For a complete overview of genome assembly, take a look at Assembly of large genomes using second-generation sequencing.
glossary of terms
- sequence (noun): the order of nucleotide bases that compose a molecule of DNA: adenine (A), guanine (G), cytosine (C), and thyamine (T)
- sequence (verb): to determine the order of nucleotide bases that compose a molecule of DNA
- read (noun): the sequence of a fragment as proposed by a DNA sequencer. Examples of DNA sequencers include Illumina HiSeq, PacBio RS, and Roche FLX.
problem overview
Eukaryotic genomes are too large and complex for current technology to sequence from beginning to end. Scientists are overcoming this problem by breaking the genome up into fragments and sequencing them in parallel. Each sequenced fragment is referred to as a read. The task of piecing together the reads to reconstruct the original genome, without prior information of the genome sequence, is de novo genome assembly.
complicating factors
-
Reads are relatively tiny and generally do not completely cover repeat regions.
- There has to be more reads to compensate for the shorter read length.
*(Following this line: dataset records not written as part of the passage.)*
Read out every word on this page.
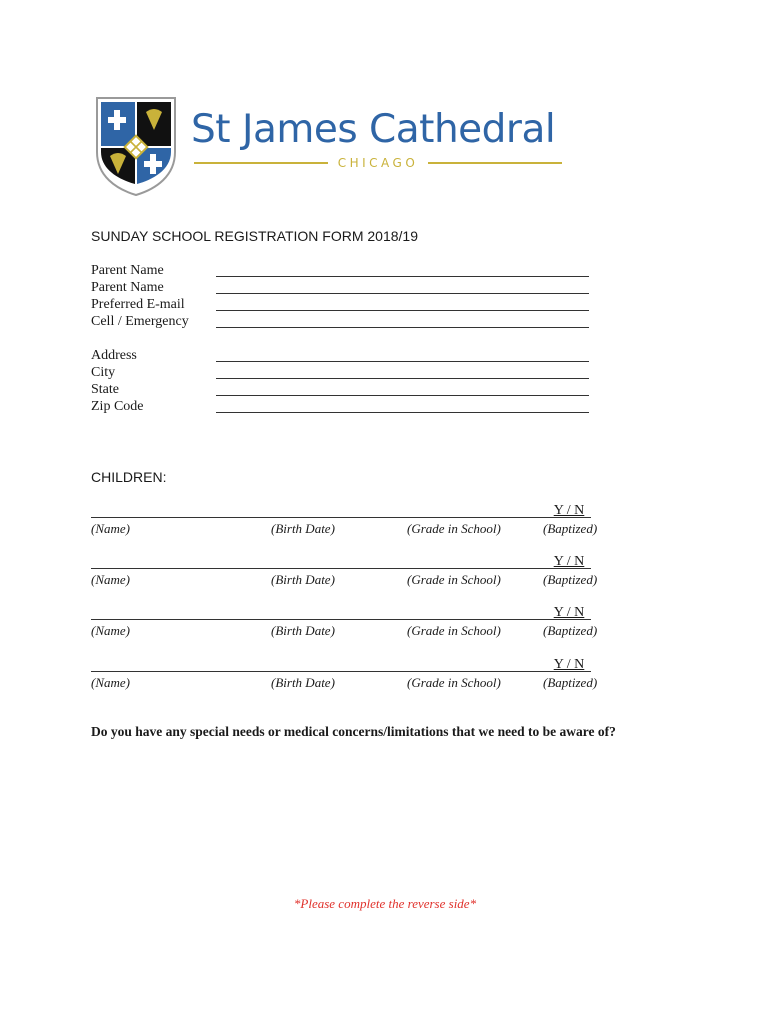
St James Cathedral
CHICAGO
SUNDAY SCHOOL REGISTRATION FORM 2018/19
Parent Name
Parent Name
Preferred E-mail
Cell / Emergency
Address
City
State
Zip Code
CHILDREN:
Y / N
(Name)	(Birth Date)	(Grade in School)	(Baptized)
Y / N
(Name)	(Birth Date)	(Grade in School)	(Baptized)
Y / N
(Name)	(Birth Date)	(Grade in School)	(Baptized)
Y / N
(Name)	(Birth Date)	(Grade in School)	(Baptized)
Do you have any special needs or medical concerns/limitations that we need to be aware of?
*Please complete the reverse side*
This necessitates more computation.
- There is no direct way to tell the length of a repeat that isn’t spanned by a single read.
-
There is up to a 2% error rate in nucleotide bases predicted by DNA sequencers.
the classic approach
Mathematical graphs naturally represents the overlaps in reads. A mathematical graph is composed of vertices that are connected by edges. Each read is represented by a vertex and overlaps between reads are represented by an edge connecting the overlapping reads (vertices).
The problem of genome assembly is then reduced to finding a path through the graph that visits each edge at least once.
dwarf’s contribution
dwarf differs from existing approaches in a few ways:
- Uses the BSP model instead of serial graph transversal for computation. This allows for more efficient algorithms in distributed memory architectures.
- Specifically designed to run on Amazon’s Elastic Compute Cloud (EC2)
- Error correction centers around converting the directed graph to a directed acyclic graph (DAG). Mate pairs are then used to decide between alternate routes through the DAG.